Die missglückt inszenierte Eröffnung ist glücklicherweise nicht repräsentativ für die ganze Folge. Oder zumindest weite Teile von ihr. Denn obwohl „Kollaps“ beliebiger daherkommt als die hervorragend erzählten ersten fünf Ausgaben, finden sich doch wieder die zentralen Merkmale, die man an ihnen so geschätzt hatte. Die Relevanz. Den Willen, dahin zu gehen, wo’s (wirklich) wehtut. Die starken Figurenzeichnungen. Den rauen, fast rabiaten Duktus.

Doch es gibt auch völlig unnötige Ausreißer ins Negative in „Kollaps“. Klischeehafte Allgemeinplätze und zu möchtegern-cool geschrieben Szenen. Zum Beispiel, wenn der emotional gerade nicht so sortierte Kossik morgens von seinem One-Night-Stand vor die Tür gesetzt wird. Das klingt so: „Seh’n wir uns?“ – „Wozu?“ – „Fick dich!“ Man hat in Dortmund schon von größerem Einfallsreichtum geprägte Glanzstunden dichter Narrative gesehen.

„Kollaps“ bietet kein filigranes Katz-und-Maus-Spiel wie jene Folgen, die die Reihe bei Kritikern zum Non-plus-Ultra der «Tatort»-Schiene gemacht haben. Und doch kann man inhaltlich, wenn auch auf niedrigerem Niveau, doch die meiste Zeit überzeugen. Dafür sorgen die nun wieder gelungenere, weil stimmigere Figurenführung und das nach wie vor erstklassige Spiel der vier Hauptdarsteller, neben einem handwerklich größtenteils soliden und nicht unspannenden Drehbuch.

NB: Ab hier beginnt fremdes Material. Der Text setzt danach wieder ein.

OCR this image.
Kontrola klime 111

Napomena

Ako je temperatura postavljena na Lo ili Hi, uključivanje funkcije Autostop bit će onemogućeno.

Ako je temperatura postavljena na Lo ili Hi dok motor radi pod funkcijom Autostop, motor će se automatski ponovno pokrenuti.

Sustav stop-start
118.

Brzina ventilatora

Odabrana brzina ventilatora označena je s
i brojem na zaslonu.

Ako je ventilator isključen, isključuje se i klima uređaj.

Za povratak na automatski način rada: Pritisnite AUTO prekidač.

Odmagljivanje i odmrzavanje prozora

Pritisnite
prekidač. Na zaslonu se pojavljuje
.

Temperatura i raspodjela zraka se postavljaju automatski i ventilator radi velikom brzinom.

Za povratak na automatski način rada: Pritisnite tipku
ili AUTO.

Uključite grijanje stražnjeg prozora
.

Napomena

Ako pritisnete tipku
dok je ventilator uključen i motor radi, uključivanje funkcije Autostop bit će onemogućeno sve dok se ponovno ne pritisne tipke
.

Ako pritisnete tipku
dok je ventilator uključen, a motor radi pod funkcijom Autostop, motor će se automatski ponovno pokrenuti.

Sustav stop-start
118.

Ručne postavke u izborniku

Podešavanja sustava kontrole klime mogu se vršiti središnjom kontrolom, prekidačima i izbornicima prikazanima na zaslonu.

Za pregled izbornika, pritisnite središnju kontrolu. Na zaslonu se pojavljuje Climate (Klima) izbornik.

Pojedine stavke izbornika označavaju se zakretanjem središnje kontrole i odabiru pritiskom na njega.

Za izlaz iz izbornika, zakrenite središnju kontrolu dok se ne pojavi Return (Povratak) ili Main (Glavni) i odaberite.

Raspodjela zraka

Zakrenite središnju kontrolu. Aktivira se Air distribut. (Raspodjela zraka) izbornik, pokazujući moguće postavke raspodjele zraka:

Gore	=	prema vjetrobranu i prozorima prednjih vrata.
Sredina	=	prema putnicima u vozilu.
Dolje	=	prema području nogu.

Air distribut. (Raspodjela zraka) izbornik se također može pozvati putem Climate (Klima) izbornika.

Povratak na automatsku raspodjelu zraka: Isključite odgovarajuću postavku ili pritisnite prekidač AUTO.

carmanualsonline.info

Letztlich dürfte es auch eine Frage des Anspruchs sein. Reicht es dem WDR, mit seinem Dortmunder «Tatort» besser zu erzählen als in zwei Dritteln der anderen «Tatort»-Städte? Oder hat man den Anspruch, durch Relevanz und vielleicht schwerer zugänglich erzählte Krimis wieder in der allerersten Liga, weit vor den allermeisten anderen zu spielen?

Mit ersterem kann man sich als Zuschauer (und vielleicht auch Kritiker) wohl zufrieden geben. Aber wirklich wünschen würde man sich freilich letzteres.

Das Erste zeigt «Tatort – Kollaps» am Sonntag, den 18. Oktober um 20.15 Uhr.